The key is having a big enough market and scalable tactics so spend and customers scale linearly. When both expand at the same rate, CAC holds steady. These are the businesses that venture capital firms like to scope out and work with. The real question, however, is whether an increasing CAC matters.
The main drawback is that CAC has a HUGE blindspot - it treats all customers equally regardless of revenue. What if bigger customers cost more to land? This is where Revenue Acquisition Cost (RAC) picks up the slack. Instead of cost per customer, RAC looks at cost per revenue dollar acquired.

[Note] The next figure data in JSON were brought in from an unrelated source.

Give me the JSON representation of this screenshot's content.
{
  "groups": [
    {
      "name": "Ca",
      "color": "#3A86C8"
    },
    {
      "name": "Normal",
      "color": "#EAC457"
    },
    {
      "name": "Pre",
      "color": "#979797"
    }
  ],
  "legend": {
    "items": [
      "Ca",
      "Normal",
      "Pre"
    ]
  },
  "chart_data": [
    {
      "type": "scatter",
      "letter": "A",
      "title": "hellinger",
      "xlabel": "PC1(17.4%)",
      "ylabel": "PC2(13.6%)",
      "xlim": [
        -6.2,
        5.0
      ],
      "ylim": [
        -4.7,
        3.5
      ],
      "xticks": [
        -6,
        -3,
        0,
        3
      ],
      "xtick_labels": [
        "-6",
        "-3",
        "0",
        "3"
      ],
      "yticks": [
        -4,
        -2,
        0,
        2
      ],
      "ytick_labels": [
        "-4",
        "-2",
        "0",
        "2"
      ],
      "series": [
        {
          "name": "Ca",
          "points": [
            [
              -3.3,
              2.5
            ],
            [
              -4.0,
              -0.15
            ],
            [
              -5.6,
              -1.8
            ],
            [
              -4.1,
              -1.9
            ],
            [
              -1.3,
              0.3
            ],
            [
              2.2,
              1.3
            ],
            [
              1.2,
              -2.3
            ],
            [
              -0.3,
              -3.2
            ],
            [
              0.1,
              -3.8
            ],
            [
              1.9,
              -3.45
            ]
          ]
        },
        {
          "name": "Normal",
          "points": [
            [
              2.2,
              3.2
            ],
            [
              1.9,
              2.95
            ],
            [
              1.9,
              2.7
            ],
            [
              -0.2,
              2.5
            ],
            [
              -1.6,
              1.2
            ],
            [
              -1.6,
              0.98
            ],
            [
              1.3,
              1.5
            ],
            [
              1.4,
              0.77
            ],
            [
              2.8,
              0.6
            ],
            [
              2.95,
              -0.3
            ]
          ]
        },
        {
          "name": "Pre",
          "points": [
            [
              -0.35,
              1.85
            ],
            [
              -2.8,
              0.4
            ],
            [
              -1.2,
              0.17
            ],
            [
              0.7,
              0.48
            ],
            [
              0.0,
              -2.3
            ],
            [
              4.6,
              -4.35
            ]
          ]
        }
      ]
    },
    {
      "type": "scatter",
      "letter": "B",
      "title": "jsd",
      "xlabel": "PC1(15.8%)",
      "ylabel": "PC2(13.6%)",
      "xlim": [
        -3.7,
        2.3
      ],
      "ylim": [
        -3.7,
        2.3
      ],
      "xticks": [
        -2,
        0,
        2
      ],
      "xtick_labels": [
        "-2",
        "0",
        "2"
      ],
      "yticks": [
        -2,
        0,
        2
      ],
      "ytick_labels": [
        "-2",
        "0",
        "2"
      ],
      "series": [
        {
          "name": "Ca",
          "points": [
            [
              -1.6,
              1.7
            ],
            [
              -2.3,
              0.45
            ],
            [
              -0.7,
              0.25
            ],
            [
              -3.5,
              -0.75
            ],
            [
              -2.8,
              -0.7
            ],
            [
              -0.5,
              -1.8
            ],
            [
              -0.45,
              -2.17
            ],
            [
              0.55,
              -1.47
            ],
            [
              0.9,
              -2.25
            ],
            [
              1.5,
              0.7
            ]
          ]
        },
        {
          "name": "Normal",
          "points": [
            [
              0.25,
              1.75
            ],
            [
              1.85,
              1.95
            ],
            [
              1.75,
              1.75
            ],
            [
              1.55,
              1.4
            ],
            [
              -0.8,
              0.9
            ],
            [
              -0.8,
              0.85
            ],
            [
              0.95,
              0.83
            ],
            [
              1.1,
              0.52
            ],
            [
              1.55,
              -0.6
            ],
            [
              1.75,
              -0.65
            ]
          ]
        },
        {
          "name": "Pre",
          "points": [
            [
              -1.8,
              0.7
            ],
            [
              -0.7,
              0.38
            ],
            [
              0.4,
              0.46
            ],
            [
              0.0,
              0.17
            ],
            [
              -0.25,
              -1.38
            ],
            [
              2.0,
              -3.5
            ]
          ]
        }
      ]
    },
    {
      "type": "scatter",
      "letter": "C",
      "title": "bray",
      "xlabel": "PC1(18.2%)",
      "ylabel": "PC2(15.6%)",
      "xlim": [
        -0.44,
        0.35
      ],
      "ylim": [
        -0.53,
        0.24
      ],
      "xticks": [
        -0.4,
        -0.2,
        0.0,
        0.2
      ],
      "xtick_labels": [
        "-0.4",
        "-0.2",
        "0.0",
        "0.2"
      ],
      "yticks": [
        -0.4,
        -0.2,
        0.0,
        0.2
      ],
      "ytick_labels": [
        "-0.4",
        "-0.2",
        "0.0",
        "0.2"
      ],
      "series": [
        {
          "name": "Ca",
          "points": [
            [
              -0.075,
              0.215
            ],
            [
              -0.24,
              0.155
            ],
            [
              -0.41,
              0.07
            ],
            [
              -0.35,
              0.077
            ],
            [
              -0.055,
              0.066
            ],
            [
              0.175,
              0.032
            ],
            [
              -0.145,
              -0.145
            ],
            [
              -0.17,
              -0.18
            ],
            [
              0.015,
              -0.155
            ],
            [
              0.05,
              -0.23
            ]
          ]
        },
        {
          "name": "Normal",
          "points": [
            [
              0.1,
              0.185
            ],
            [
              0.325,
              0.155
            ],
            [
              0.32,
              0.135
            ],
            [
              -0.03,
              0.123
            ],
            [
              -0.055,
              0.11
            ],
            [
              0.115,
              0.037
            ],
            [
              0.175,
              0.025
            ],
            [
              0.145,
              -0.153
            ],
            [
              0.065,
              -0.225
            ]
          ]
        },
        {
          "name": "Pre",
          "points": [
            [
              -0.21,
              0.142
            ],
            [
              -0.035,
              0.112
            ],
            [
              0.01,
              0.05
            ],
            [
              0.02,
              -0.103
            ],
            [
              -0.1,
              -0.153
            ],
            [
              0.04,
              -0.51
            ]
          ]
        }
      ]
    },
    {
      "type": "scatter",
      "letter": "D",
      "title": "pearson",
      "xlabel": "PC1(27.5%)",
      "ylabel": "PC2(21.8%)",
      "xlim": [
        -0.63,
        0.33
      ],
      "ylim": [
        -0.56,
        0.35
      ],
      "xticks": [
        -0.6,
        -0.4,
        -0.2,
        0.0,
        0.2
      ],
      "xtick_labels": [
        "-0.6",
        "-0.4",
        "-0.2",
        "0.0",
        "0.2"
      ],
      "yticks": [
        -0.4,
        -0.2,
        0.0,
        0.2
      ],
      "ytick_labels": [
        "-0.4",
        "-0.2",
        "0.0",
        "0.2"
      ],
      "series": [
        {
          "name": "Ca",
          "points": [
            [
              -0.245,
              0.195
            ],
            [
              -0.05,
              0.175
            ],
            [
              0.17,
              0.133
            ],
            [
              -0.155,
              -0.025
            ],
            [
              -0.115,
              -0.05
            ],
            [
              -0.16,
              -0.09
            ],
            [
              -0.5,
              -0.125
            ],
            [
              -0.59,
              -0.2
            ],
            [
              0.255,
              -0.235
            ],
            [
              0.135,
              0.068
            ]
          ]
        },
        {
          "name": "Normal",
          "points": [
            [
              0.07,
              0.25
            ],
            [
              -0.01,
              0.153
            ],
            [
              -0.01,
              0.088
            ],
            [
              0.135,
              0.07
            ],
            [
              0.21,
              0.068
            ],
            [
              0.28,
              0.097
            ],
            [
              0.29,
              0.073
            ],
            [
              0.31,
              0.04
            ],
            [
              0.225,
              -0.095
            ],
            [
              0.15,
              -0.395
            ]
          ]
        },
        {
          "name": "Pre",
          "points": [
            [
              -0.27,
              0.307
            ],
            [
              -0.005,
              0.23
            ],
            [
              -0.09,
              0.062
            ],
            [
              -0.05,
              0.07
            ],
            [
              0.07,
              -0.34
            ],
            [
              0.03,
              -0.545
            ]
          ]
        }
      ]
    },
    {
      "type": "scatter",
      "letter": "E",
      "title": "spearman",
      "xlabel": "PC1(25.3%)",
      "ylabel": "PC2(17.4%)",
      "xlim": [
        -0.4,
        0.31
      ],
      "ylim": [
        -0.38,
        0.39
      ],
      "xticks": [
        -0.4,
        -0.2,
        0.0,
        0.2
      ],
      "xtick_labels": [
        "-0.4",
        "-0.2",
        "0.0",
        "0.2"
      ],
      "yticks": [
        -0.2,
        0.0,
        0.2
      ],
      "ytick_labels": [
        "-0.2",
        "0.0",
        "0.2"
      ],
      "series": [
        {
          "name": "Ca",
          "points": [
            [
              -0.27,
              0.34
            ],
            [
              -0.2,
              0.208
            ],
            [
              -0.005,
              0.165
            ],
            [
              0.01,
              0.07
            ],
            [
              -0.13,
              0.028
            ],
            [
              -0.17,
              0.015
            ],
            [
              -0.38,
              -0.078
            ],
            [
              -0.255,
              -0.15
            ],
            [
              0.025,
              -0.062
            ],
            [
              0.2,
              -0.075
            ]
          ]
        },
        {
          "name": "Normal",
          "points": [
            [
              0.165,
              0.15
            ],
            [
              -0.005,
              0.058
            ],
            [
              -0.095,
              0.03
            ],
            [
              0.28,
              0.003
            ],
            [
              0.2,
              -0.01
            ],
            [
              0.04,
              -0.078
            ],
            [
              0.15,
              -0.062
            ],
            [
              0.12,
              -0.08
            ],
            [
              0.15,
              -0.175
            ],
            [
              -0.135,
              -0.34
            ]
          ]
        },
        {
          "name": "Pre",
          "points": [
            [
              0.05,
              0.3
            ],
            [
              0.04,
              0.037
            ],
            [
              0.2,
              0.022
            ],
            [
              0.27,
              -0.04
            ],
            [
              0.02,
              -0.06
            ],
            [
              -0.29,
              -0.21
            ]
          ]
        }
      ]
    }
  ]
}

The Secret Sibling CAC Doesn't Tell You: RAC
Revenue Acquisition Cost (RAC) is a different way to look at growth acquisition cost and is used to normalize for the size of new customers. RAC is the cost to acquire $1 of revenue from new customers in a given period (Figure 3).
We visualize RAC identically to CAC, just that we do not map out the cost to acquire new customers but the cost to acquire a new dollar of revenue on the Y-Axis.
CAC or RAC? A real life case study
Imagine Company Bob’s Ice spends $10K to snag 1,000 customers at $10 CAC. Company Anna’s Creamery snags 100 customers for the same $10K, with an average CAC of $100. At first glance Bob’s Ice crushes Anna’s Creamery with a much lower CAC. But if you closely compare their RAC - Bob’s Ice customers only on average spend $1 per bag of ice, while Ann’s Creamery customers love to spend $10 per artisanal ice cream. They actually both ended up having identical $10 RAC since revenue scales accordingly. Thus - a $100 CAC isn't automatically bad if the revenue justifies it.
This comparison can also be made across different customer cohorts overtime, as a business will have varying customer sizes and CACs in each of their cohorts. It is therefore important to analyze RAC alongside CAC, especially for businesses that have large deviations in average contract size.
The journey of demystifying CAC is an enlightening one, exposing several nuances. From understanding what it is, recognizing its gradually increasing trajectory, to realizing that a higher CAC does not necessarily connote negative implications, we have seen it all. Introducing RAC to the analysis presented even more insight. While CAC and RAC both provide valuable information, combining these aspects gives a fuller picture of a company's acquisition costs and illuminates areas of potential improvement or realignment.
As we continue to analyze and compare these metrics, it becomes evident that part of the magic of effective, data-driven decision-making lies in understanding not just how and why numbers change over time, but also recognizing the exceptions to the rules.
After all, exceptional insights often come from exceptions.